Campaign creators photo via Unsplash
If the safer workplace is never tested for impairment, but only for the presence of an actual drug … well, I hate to say America has been betrayed by its politicians.
And that leads us to where we are today, in a limbo that makes companies scratch their heads.
A few things a company can do to keep up with the times
According to ABA, there are a few things that companies can do now from a legal perspective. First, customize different codes based on regions. If you are in a state with stricter laws, you can create “state-specific” clauses.

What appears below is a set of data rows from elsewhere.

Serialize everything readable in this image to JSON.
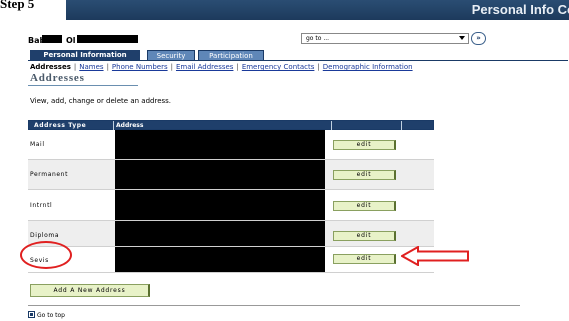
{
  "step_caption": "Step 5",
  "banner": {
    "title": "Personal Info Co"
  },
  "student": {
    "first_name_fragment": "Bab",
    "last_name_fragment": "Ol"
  },
  "goto": {
    "value": "go to ...",
    "button_label": "»"
  },
  "tabs": [
    {
      "label": "Personal Information",
      "active": true
    },
    {
      "label": "Security",
      "active": false
    },
    {
      "label": "Participation",
      "active": false
    }
  ],
  "sublinks": [
    {
      "label": "Addresses",
      "current": true
    },
    {
      "label": "Names",
      "current": false
    },
    {
      "label": "Phone Numbers",
      "current": false
    },
    {
      "label": "Email Addresses",
      "current": false
    },
    {
      "label": "Emergency Contacts",
      "current": false
    },
    {
      "label": "Demographic Information",
      "current": false
    }
  ],
  "separator": "|",
  "page_title": "Addresses",
  "instructions": "View, add, change or delete an address.",
  "table": {
    "headers": {
      "type": "Address Type",
      "address": "Address"
    },
    "rows": [
      {
        "type": "Mail",
        "action": "edit"
      },
      {
        "type": "Permanent",
        "action": "edit"
      },
      {
        "type": "Intrntl",
        "action": "edit"
      },
      {
        "type": "Diploma",
        "action": "edit"
      },
      {
        "type": "Sevis",
        "action": "edit"
      }
    ]
  },
  "add_button_label": "Add A New Address",
  "go_to_top": "Go to top",
  "colors": {
    "banner": "#1f3f6b",
    "annotation": "#e02020",
    "button_fill": "#e8f2c8"
  }
}
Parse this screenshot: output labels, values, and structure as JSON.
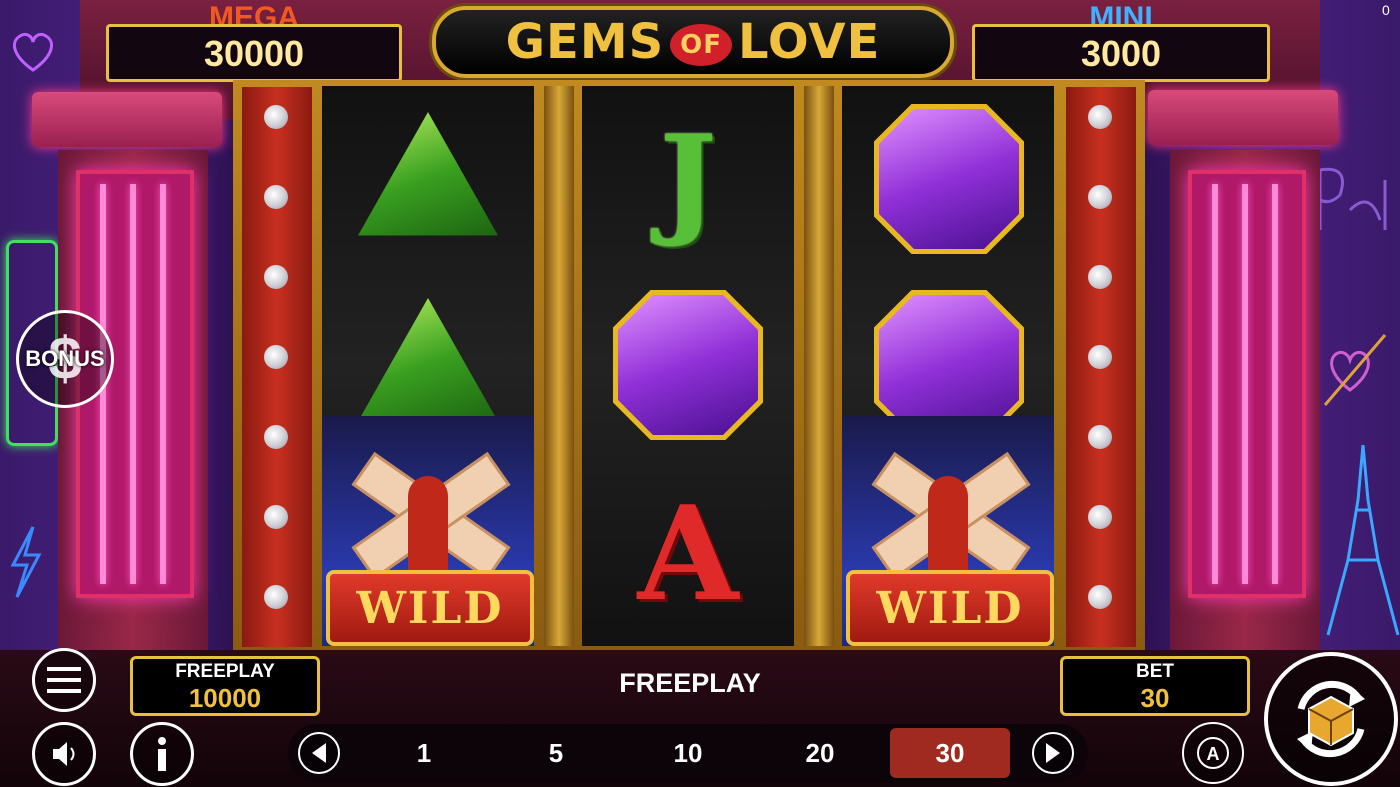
{
  "jackpots": {
    "mega": {
      "label": "MEGA",
      "value": "30000"
    },
    "mini": {
      "label": "MINI",
      "value": "3000"
    }
  },
  "logo": {
    "left": "GEMS",
    "middle": "OF",
    "right": "LOVE"
  },
  "corner_counter": "0",
  "bonus_button": {
    "label": "BONUS",
    "symbol": "$"
  },
  "reels": [
    {
      "symbols": [
        "green-gem",
        "green-gem",
        "wild"
      ]
    },
    {
      "symbols": [
        "J",
        "purple-gem",
        "A"
      ]
    },
    {
      "symbols": [
        "purple-gem",
        "purple-gem",
        "wild"
      ]
    }
  ],
  "symbol_text": {
    "J": "J",
    "A": "A",
    "wild": "WILD"
  },
  "balance": {
    "label": "FREEPLAY",
    "value": "10000"
  },
  "status_message": "FREEPLAY",
  "bet": {
    "label": "BET",
    "value": "30"
  },
  "bet_options": [
    "1",
    "5",
    "10",
    "20",
    "30"
  ],
  "selected_bet": "30",
  "icons": [
    "menu-icon",
    "sound-icon",
    "info-icon",
    "arrow-left-icon",
    "arrow-right-icon",
    "autoplay-icon",
    "spin-icon"
  ],
  "colors": {
    "gold": "#e8c040",
    "selected_bet": "#a02a20",
    "mega": "#f05a20",
    "mini": "#40b0ff"
  }
}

The other alternative is to simply stop this archaic practice. Perhaps we should judge people not by the content of their urine sample, but by their productivity and character.
Bottom line
At the end of this joint, we’ll wrap it up with a quick reminder that one day you can buy weed in a Seven Eleven. Sure, it won’t be the best bud, but it will do the job.
Cannabis has already arrived in the mainstream zeitgeist. Hell, if Iron Mike Tyson smokes the Cheeba and runs a cannabis farm, you know the people smoked!
Let’s get rid of this intrusive and degrading practice of screening people for drugs. Plus, drugs don’t tell you who a person is. If that’s what you want, just check your browsing history!